D’abord Sacha Distel. La nouvelle est tombée sur les télescripteurs des rédactions le 22 juillet. Agé de 71 ans, le chanteur est mort des suites d’un cancer. «Il avait déjà vaincu deux fois le cancer et avait déclaré cette année sur la BBC avoir dû survivre en tant que juif pendant la seconde guerre mondiale», note le Daily Record (23/7). Le célèbre crooner «se trouvait dans la résidence de ses beaux-parents, sur le littoral varois entre le Lavandou et Saint-Tropez», précise Tageblatt (Luxembourg, 23/7). Depuis une trentaine d’années, le créateur de La Belle vie venait s’y ressourcer en toute discrétion. Dans le petit village de Rayol-Canadel-sur-mer, le recueillement dominait. «Sa mort, annoncée par sa famille en début d’après-midi, n’a entraîné aucune réaction dans le village, à l’écart de l’agitation estivale de la Côte-d’Azur. (…) A Saint-Tropez, sur la place des Lices où le chanteur a longtemps joué à la pétanque avec d’autres célébrités, d’aucuns se souvenaient d’un homme affable et toujours souriant.» Ce sourire, Sacha Distel, musicien confirmé et fou de jazz, en avait fait son fond de commerce avec un succès qui s’étendit bien au-delà des frontières de la francophonie. Sa disparition a été relatée par une grande partie de la presse européenne (en général) et anglo-saxonne (en particulier). «Sexy Sacha» pour les uns (Herald Sun, Australie, 24/7), «chanteur suave» pour d’autres (The Sun, Grande-Bretagne, 23/7), Sacha Distel était surtout considéré comme «le galant de la chanson française» (El Periodico, Espagne, 23/7) et «le crooner français préféré des Britanniques», comme l’indique The Guardian (23/7) à l’unisson du reste de la presse anglaise. Là-bas, «ses shows télé ont été un tel succès qu’il a même chanté à trois reprises pour la Reine», souligne le New Zealand Herald (24/7). En 2001, il remontait sur les planches du West End, le quartier londonien des théâtres, à l’affiche de la comédie musicale Chicago, mais l’an dernier, déjà malade, il avait dû annuler sa participation au Kirkmichael Festival, en Ecosse (cf. Vu d’ailleurs, mai 2003). Ses obsèques ont été célébrées dans l’intimité.

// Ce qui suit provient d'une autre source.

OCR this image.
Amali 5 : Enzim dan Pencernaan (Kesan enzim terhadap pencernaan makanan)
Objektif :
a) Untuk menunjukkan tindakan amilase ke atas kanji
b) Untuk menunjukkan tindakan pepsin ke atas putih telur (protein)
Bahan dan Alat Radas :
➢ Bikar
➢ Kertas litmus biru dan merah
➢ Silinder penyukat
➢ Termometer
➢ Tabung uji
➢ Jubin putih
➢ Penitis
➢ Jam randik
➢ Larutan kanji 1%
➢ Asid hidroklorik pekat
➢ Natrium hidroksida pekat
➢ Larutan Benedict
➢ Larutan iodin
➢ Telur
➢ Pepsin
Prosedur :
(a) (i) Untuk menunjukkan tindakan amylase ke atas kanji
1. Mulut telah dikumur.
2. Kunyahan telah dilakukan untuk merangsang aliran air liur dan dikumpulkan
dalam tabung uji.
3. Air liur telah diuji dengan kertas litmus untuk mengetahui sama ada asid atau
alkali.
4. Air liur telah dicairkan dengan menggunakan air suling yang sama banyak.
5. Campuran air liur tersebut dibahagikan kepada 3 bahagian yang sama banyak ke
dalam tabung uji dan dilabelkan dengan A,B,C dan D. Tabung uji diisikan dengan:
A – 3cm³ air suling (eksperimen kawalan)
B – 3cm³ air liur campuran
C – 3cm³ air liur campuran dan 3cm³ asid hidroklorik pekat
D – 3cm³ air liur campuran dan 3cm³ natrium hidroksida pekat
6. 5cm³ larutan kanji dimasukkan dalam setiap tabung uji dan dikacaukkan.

«Et maintenant l’Italien», titrait Le Devoir (Canada, 24/7), le lendemain de la mort de Sacha Distel. Serge Reggiani venait de tirer sa révérence. «Hier Sacha, aujourd’hui Reggiani: la chanson française était déjà triste, voilà qu’elle pleure. Et avec elle toute la francophonie.» Acteur, chanteur et peintre, Serge Reggiani était «un classique de la chanson française» (El Mundo, Espagne, 24/7), dont il faisait figure «d’ultime géant» (Publico, Portugal, 24/7), et «comme Yves Montand, il était né en Italie» (The Guardian, Grande-Bretagne, 26/7). Naturalisé Français en 1948, «il était resté un Italien de cœur», selon le quotidien britannique The Independant. De nombreux journaux reviennent sur la longue carrière de ce grand artiste, à l’instar de l’Argentin Clarin (24/7), qui garde en mémoire autant le comédien, «uni pour incarner au côté de Simone Signoret les amants maudits de Casque d’or», que de l’interprète qui «débuta sur scène en 1965 avec des chansons comme Le Barbier de Belleville et Ma Liberté». Pour 24 Heures (Suisse, 24/7), le public était «sensible à ce ton inhabituel, mélange de rauque, de velouté, de tendre, d’ardent, d’ironique. Mais le chanteur n’est guère à l’aise sur scène. Barbara, qui le prend en première partie de son récital à Bobino, lui donne confiance en lui-même». Après une vie d’homme et d’artiste bien remplie, cet amoureux de Paris donnait encore de rares apparitions, souvent pathétiques mais empreintes d’émotion et de chaleur. «En février, j’étais à Paris pour entendre l’un des derniers concerts de Serge Reggiani dans le grand temple de la musique populaire, l’Olympia», raconte le journaliste de The Independant. «Reggiani, immaculé de blanc, était trop fatigué pour rester debout tout au long du spectacle: il s’assit vite pour parler et chanter, sa Gauloise entre ses doigts tremblants». A la fin du spectacle, il régnait dans la salle «une tension émotionnelle presque insupportable». Serge Reggiani repose désormais au cimetière parisien du Montparnasse.